Воздействие Рафаэля глубже и в то же время объемнее. Мадонна опущена так низко вниз, что ее нога доходит до уровня плеч стоящих фигур. С другой стороны, нижние фигуры плотно примыкают к рамке: теперь взгляд не должен еще раз перемещаться на пейзаж за их спинами, а именно это делало прежние картины несколько рыхлыми и слабыми[87]
.«Мадонна с рыбой» (Мадрид, Прадо). В этой «Madonna del pesce» (рис. 86) мы имеем исполненную Рафаэлем римскую редакцию темы «Мария in trono [на троне]». Заказана была Мария с двумя сопровождающими фигурами — св. Иеронимом и архангелом Рафаилом. Последнему в качестве отличительного атрибута должен был быть придан мальчик Товия с рыбой в руке[88]
. В то время как на других картинах мальчик этот теряется где-то в стороне и воспринимается только как помеха, здесь он становится в центре действия, так что картина-олицетворение превращается в «повествование»: ангел приводит Товию к Мадонне. Не следует здесь искать никакого специального намека: таково уж свойство рафаэлевского искусства — во все вносить живое отношение. Иероним преклонил колени по другую сторону трона, он на мгновение отвлекается от чтения и бросает взгляд на группу ангела. Кажется, только что перед этим младенец Христос был обращен к нему, теперь же он повернулся к новоявленным посетителям и по-детски потянулся им навстречу, в то время как другая его рука все еще заложена в книгу старика. Мария, очень строгая и благородная, не наклоняя головы смотрит на Товию сверху вниз. Она задает в композиции чистую вертикаль. С робостью приближающийся мальчик и пленительно красивый ангел, исполненный с поистине Леонардовым блеском, образуют вместе единственную в своем роде в истории искусства группу. Направленный снизу вверх взгляд, выражающий ходатайство и заступничество, существенно усиливается идущей в том же направлении линией зеленого занавеса, который, резко выделяясь на фоне светлого неба, представляет собой единственное украшение в этой в высшей степени упрощенной композиции. Трон выполнен по-перуджиновски просто. Богатство сообщается картине исключительно замыканием всех движений друг на друга и сближенностью всех фигур. Как недавно установил Фриццони (Frizzoni), исполнение картины не было рафаэлевским, и все же совершенная замкнутость композиции не оставляет и тени сомнений в том, что Рафаэль до самого конца наблюдал за ее созданием.«Сикстинская Мадонна» (Дрезден). Уже не восседающей на облаках, как в «Мадонна ди Фолиньо», но шествующей по ним, выпрямившись в полный рост, словно явление, открывающееся лишь на краткие мгновения, написал Рафаэль Мадонну на картине для картезианцев из Пьяченцы, изобразив вместе с ней св. Варвару и папу Сикста II, по которому она и была названа «Сикстинской». Поскольку достоинства этой композиции обсуждались уже со всех сторон, мы поговорим здесь только о некоторых моментах (рис. 87).

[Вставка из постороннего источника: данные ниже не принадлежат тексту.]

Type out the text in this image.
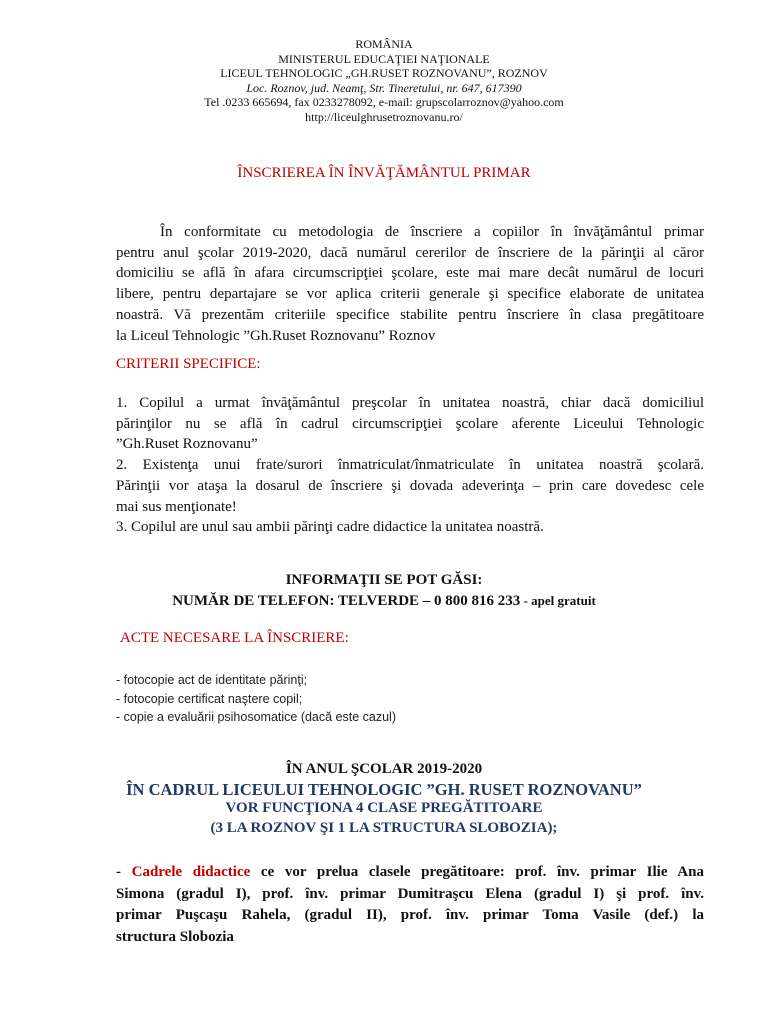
ROMÂNIA
MINISTERUL EDUCAŢIEI NAŢIONALE
LICEUL TEHNOLOGIC „GH.RUSET ROZNOVANU”, ROZNOV
Loc. Roznov, jud. Neamţ, Str. Tineretului, nr. 647, 617390
Tel .0233 665694, fax 0233278092, e-mail: grupscolarroznov@yahoo.com
http://liceulghrusetroznovanu.ro/
ÎNSCRIEREA ÎN ÎNVĂŢĂMÂNTUL PRIMAR
În conformitate cu metodologia de înscriere a copiilor în învăţământul primar
pentru anul şcolar 2019-2020, dacă numărul cererilor de înscriere de la părinţii al căror
domiciliu se află în afara circumscripţiei şcolare, este mai mare decât numărul de locuri
libere, pentru departajare se vor aplica criterii generale şi specifice elaborate de unitatea
noastră. Vă prezentăm criteriile specifice stabilite pentru înscriere în clasa pregătitoare
la Liceul Tehnologic ”Gh.Ruset Roznovanu” Roznov
CRITERII SPECIFICE:
1. Copilul a urmat învăţământul preşcolar în unitatea noastră, chiar dacă domiciliul
părinţilor nu se află în cadrul circumscripţiei şcolare aferente Liceului Tehnologic
”Gh.Ruset Roznovanu”
2. Existenţa unui frate/surori înmatriculat/înmatriculate în unitatea noastră şcolară.
Părinţii vor ataşa la dosarul de înscriere şi dovada adeverinţa – prin care dovedesc cele
mai sus menţionate!
3. Copilul are unul sau ambii părinţi cadre didactice la unitatea noastră.
INFORMAŢII SE POT GĂSI:
NUMĂR DE TELEFON: TELVERDE – 0 800 816 233 - apel gratuit
ACTE NECESARE LA ÎNSCRIERE:
- fotocopie act de identitate părinţi;
- fotocopie certificat naştere copil;
- copie a evaluării psihosomatice (dacă este cazul)
ÎN ANUL ŞCOLAR 2019-2020
ÎN CADRUL LICEULUI TEHNOLOGIC ”GH. RUSET ROZNOVANU”
VOR FUNCŢIONA 4 CLASE PREGĂTITOARE
(3 LA ROZNOV ŞI 1 LA STRUCTURA SLOBOZIA);
- Cadrele didactice ce vor prelua clasele pregătitoare: prof. înv. primar Ilie Ana
Simona (gradul I), prof. înv. primar Dumitraşcu Elena (gradul I) şi prof. înv.
primar Puşcaşu Rahela, (gradul II), prof. înv. primar Toma Vasile (def.) la
structura Slobozia
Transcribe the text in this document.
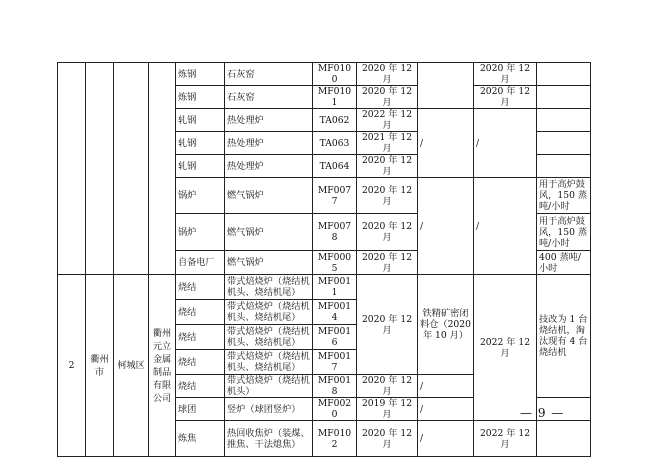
				炼钢	石灰窑	MF0100	2020 年 12 月		2020 年 12 月	
				炼钢	石灰窑	MF0101	2020 年 12 月		2020 年 12 月	
				轧钢	热处理炉	TA062	2022 年 12 月	/	/	
				轧钢	热处理炉	TA063	2021 年 12 月			
				轧钢	热处理炉	TA064	2020 年 12 月			
				锅炉	燃气锅炉	MF0077	2020 年 12 月	/	/	用于高炉鼓风，150 蒸吨/小时
				锅炉	燃气锅炉	MF0078	2020 年 12 月			用于高炉鼓风，150 蒸吨/小时
				自备电厂	燃气锅炉	MF0005	2020 年 12 月			400 蒸吨/小时
2	衢州市	柯城区	衢州元立金属制品有限公司	烧结	带式焙烧炉（烧结机机头、烧结机尾）	MF0011	2020 年 12 月	铁精矿密闭料仓（2020 年 10 月）	2022 年 12 月	技改为 1 台烧结机，淘汰现有 4 台烧结机
				烧结	带式焙烧炉（烧结机机头、烧结机尾）	MF0014				
				烧结	带式焙烧炉（烧结机机头、烧结机尾）	MF0016				
				烧结	带式焙烧炉（烧结机机头、烧结机尾）	MF0017				
				烧结	带式焙烧炉（烧结机机头）	MF0018	2020 年 12 月	/		
				球团	竖炉（球团竖炉）	MF0020	2019 年 12 月	/		
				炼焦	热回收焦炉（装煤、推焦、干法熄焦）	MF0102	2020 年 12 月	/	2022 年 12 月	
— 9 —
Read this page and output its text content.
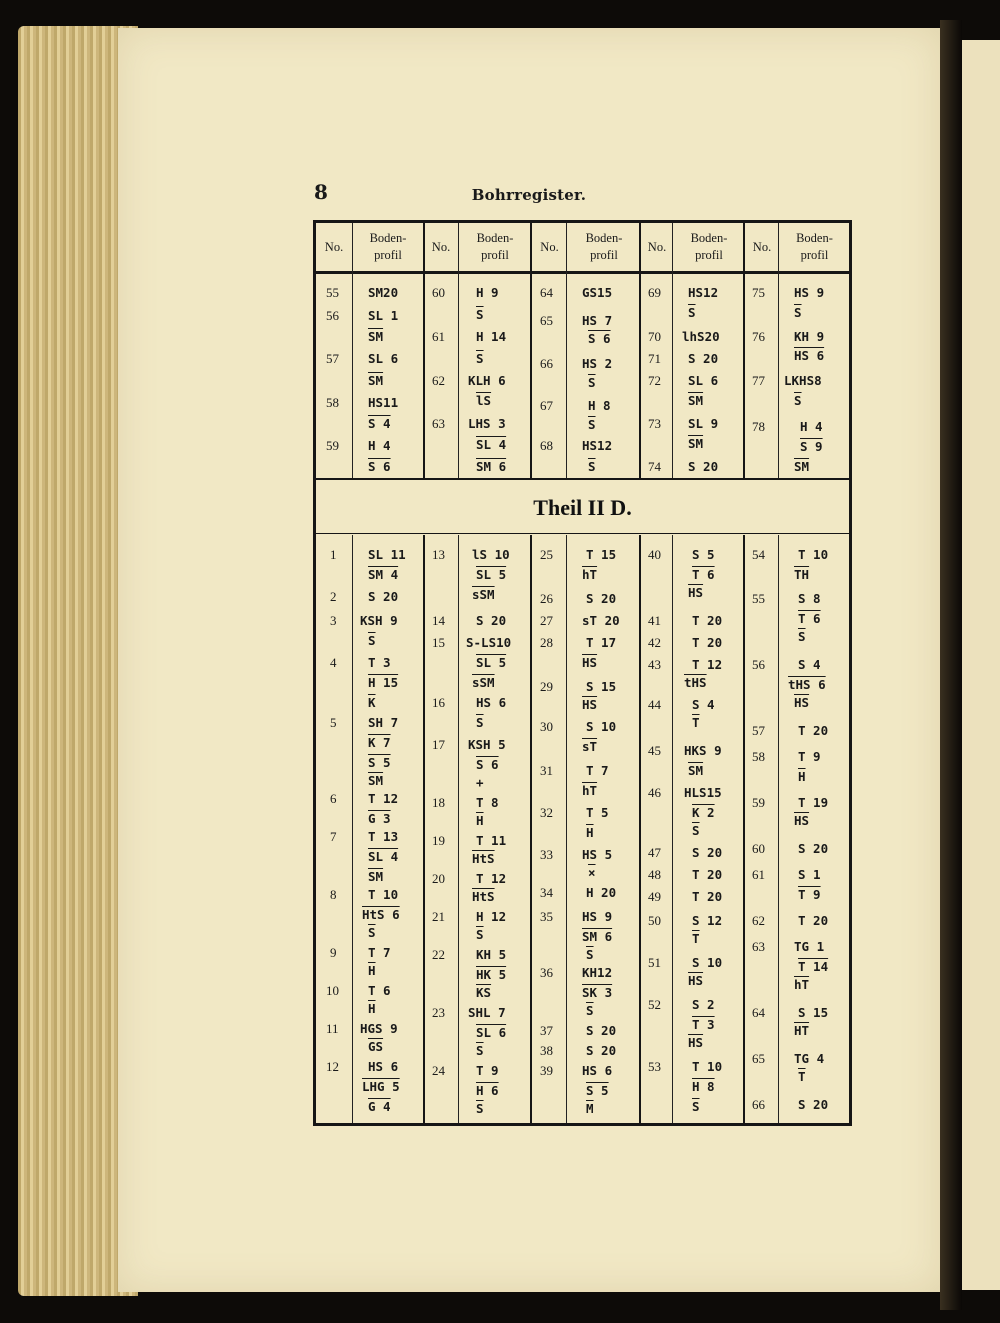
8	Bohrregister.
No.
Boden-
profil
No.
Boden-
profil
No.
Boden-
profil
No.
Boden-
profil
No.
Boden-
profil
Theil II D.
55
56
57
58
59
SM20
SL 1
$\overline{SM}$
SL 6
$\overline{SM}$
HS11
S 4
H 4
S 6
60
61
62
63
H 9
$\overline{S}$
H 14
$\overline{S}$
KLH 6
$\overline{lS}$
LHS 3
SL 4
SM 6
64
65
66
67
68
GS15
HS 7
S 6
HS 2
$\overline{S}$
H 8
$\overline{S}$
HS12
$\overline{S}$
69
70
71
72
73
74
HS12
$\overline{S}$
lhS20
S 20
SL 6
$\overline{SM}$
SL 9
$\overline{SM}$
S 20
75
76
77
78
HS 9
$\overline{S}$
KH 9
HS 6
LKHS8
$\overline{S}$
H 4
S 9
$\overline{SM}$
1
2
3
4
5
6
7
8
9
10
11
12
SL 11
SM 4
S 20
KSH 9
$\overline{S}$
T 3
H 15
$\overline{K}$
SH 7
K 7
S 5
$\overline{SM}$
T 12
G 3
T 13
SL 4
$\overline{SM}$
T 10
HtS 6
$\overline{S}$
T 7
$\overline{H}$
T 6
$\overline{H}$
HGS 9
$\overline{GS}$
HS 6
LHG 5
G 4
13
14
15
16
17
18
19
20
21
22
23
24
lS 10
SL 5
$\overline{sSM}$
S 20
S-LS10
SL 5
$\overline{sSM}$
HS 6
$\overline{S}$
KSH 5
S 6
+
T 8
$\overline{H}$
T 11
$\overline{HtS}$
T 12
$\overline{HtS}$
H 12
$\overline{S}$
KH 5
HK 5
$\overline{KS}$
SHL 7
SL 6
$\overline{S}$
T 9
H 6
$\overline{S}$
25
26
27
28
29
30
31
32
33
34
35
36
37
38
39
T 15
$\overline{hT}$
S 20
sT 20
T 17
$\overline{HS}$
S 15
$\overline{HS}$
S 10
$\overline{sT}$
T 7
$\overline{hT}$
T 5
$\overline{H}$
HS 5
×
H 20
HS 9
SM 6
$\overline{S}$
KH12
SK 3
$\overline{S}$
S 20
S 20
HS 6
S 5
$\overline{M}$
40
41
42
43
44
45
46
47
48
49
50
51
52
53
S 5
T 6
$\overline{HS}$
T 20
T 20
T 12
$\overline{tHS}$
S 4
$\overline{T}$
HKS 9
$\overline{SM}$
HLS15
K 2
$\overline{S}$
S 20
T 20
T 20
S 12
$\overline{T}$
S 10
$\overline{HS}$
S 2
T 3
$\overline{HS}$
T 10
H 8
$\overline{S}$
54
55
56
57
58
59
60
61
62
63
64
65
66
T 10
$\overline{TH}$
S 8
T 6
$\overline{S}$
S 4
tHS 6
$\overline{HS}$
T 20
T 9
$\overline{H}$
T 19
$\overline{HS}$
S 20
S 1
T 9
T 20
TG 1
T 14
$\overline{hT}$
S 15
$\overline{HT}$
TG 4
$\overline{T}$
S 20
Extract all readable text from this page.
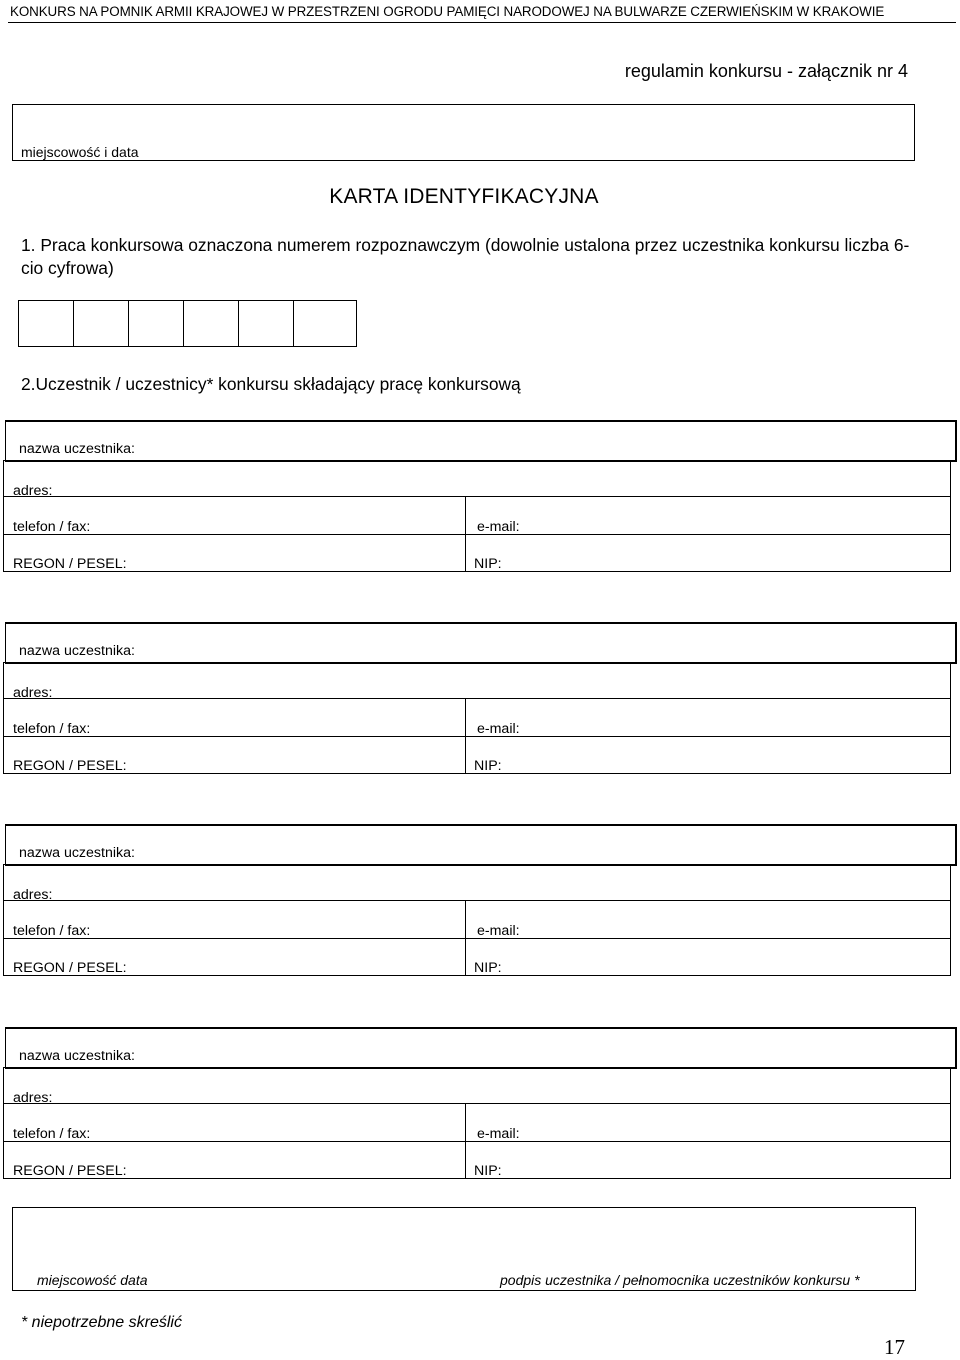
KONKURS NA POMNIK ARMII KRAJOWEJ W PRZESTRZENI OGRODU PAMIĘCI NARODOWEJ NA BULWARZE CZERWIEŃSKIM W KRAKOWIE
regulamin konkursu - załącznik nr 4
miejscowość i data
KARTA IDENTYFIKACYJNA
1. Praca konkursowa oznaczona numerem rozpoznawczym (dowolnie ustalona przez uczestnika konkursu liczba 6-cio cyfrowa)
2.Uczestnik / uczestnicy* konkursu składający pracę konkursową
nazwa uczestnika:
adres:
telefon / fax:	e-mail:
REGON / PESEL:	NIP:
nazwa uczestnika:
adres:
telefon / fax:	e-mail:
REGON / PESEL:	NIP:
nazwa uczestnika:
adres:
telefon / fax:	e-mail:
REGON / PESEL:	NIP:
nazwa uczestnika:
adres:
telefon / fax:	e-mail:
REGON / PESEL:	NIP:
miejscowość data	podpis uczestnika / pełnomocnika uczestników konkursu *
* niepotrzebne skreślić
17
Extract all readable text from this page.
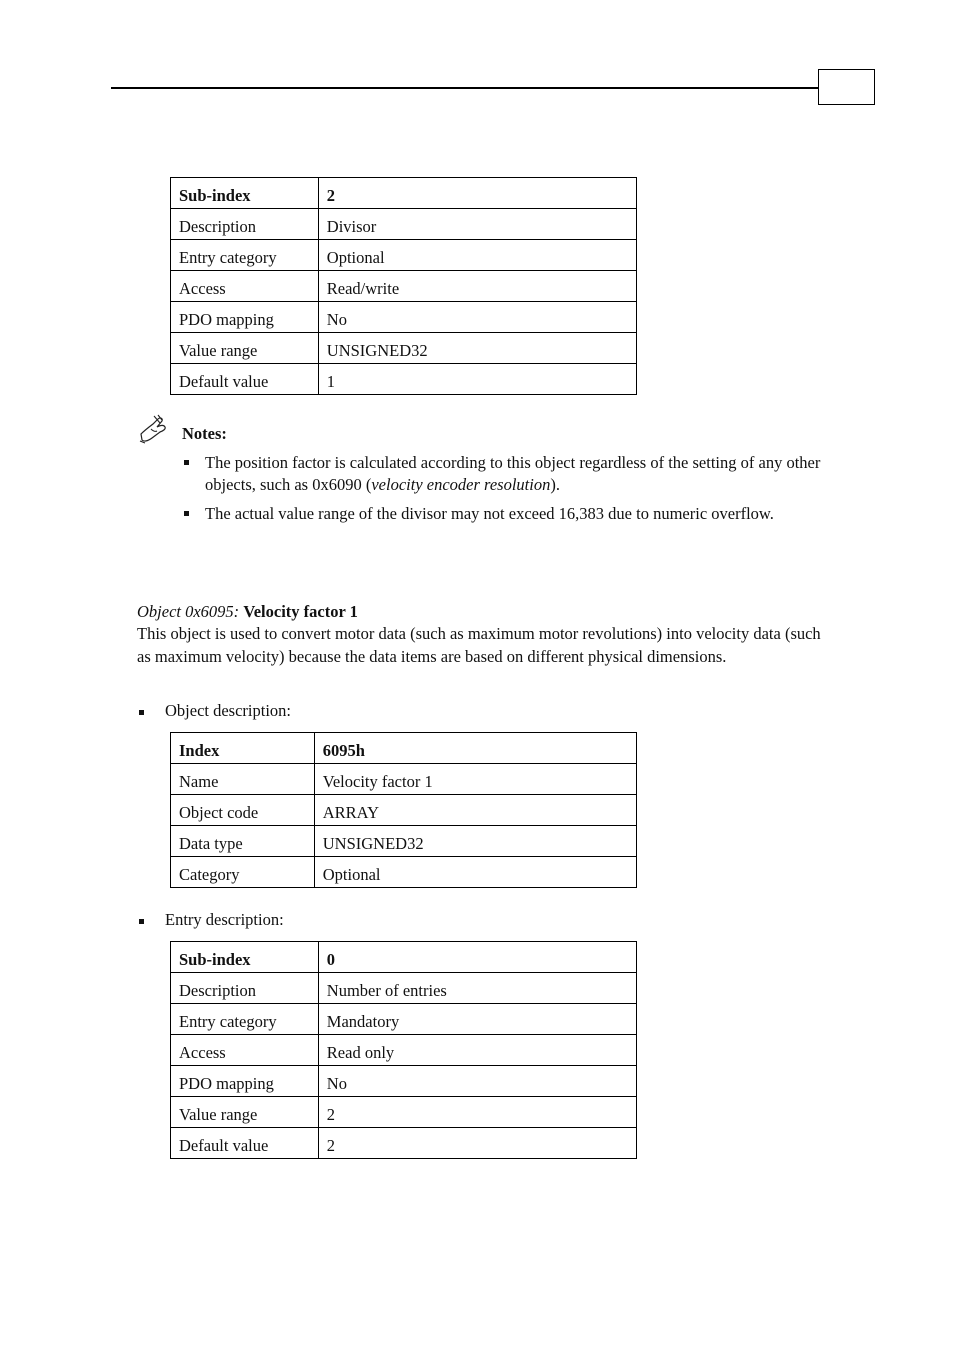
Sub-index	2
Description	Divisor
Entry category	Optional
Access	Read/write
PDO mapping	No
Value range	UNSIGNED32
Default value	1
Notes:
The position factor is calculated according to this object regardless of the setting of any other objects, such as 0x6090 (velocity encoder resolution).
The actual value range of the divisor may not exceed 16,383 due to numeric overflow.
Object 0x6095: Velocity factor 1
This object is used to convert motor data (such as maximum motor revolutions) into velocity data (such as maximum velocity) because the data items are based on different physical dimensions.
Object description:
Index	6095h
Name	Velocity factor 1
Object code	ARRAY
Data type	UNSIGNED32
Category	Optional
Entry description:
Sub-index	0
Description	Number of entries
Entry category	Mandatory
Access	Read only
PDO mapping	No
Value range	2
Default value	2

Непосредственное вышагивание из картины, обрушивание на зрителя всегда должно производить неприятное впечатление. Существуют, правда, современные картины, рассчитанные как раз на это брутальное воздействие. Рафаэль все средства употребил на то, чтобы остановить движение, удержать его в определенных рамках. Нетрудно увидать, что это были за средства.
Мотив движения — удивительно легкая, летящая поступь. Разбор частных соотношений равновесия в этом теле, того, как проведены линии широко раздувшегося плаща и с шелестом отклоняющегося назад конца драпировки объясняют это чудо лишь отчасти: важно также и то, что святые слева и справа не стоят на облаках на коленях, но тонут в них, а также то, что ноги идущей остаются в темноте, между тем как свет озаряет только гребни белого облачного ковра, что усиливает впечатление того, что они несут ее на себе.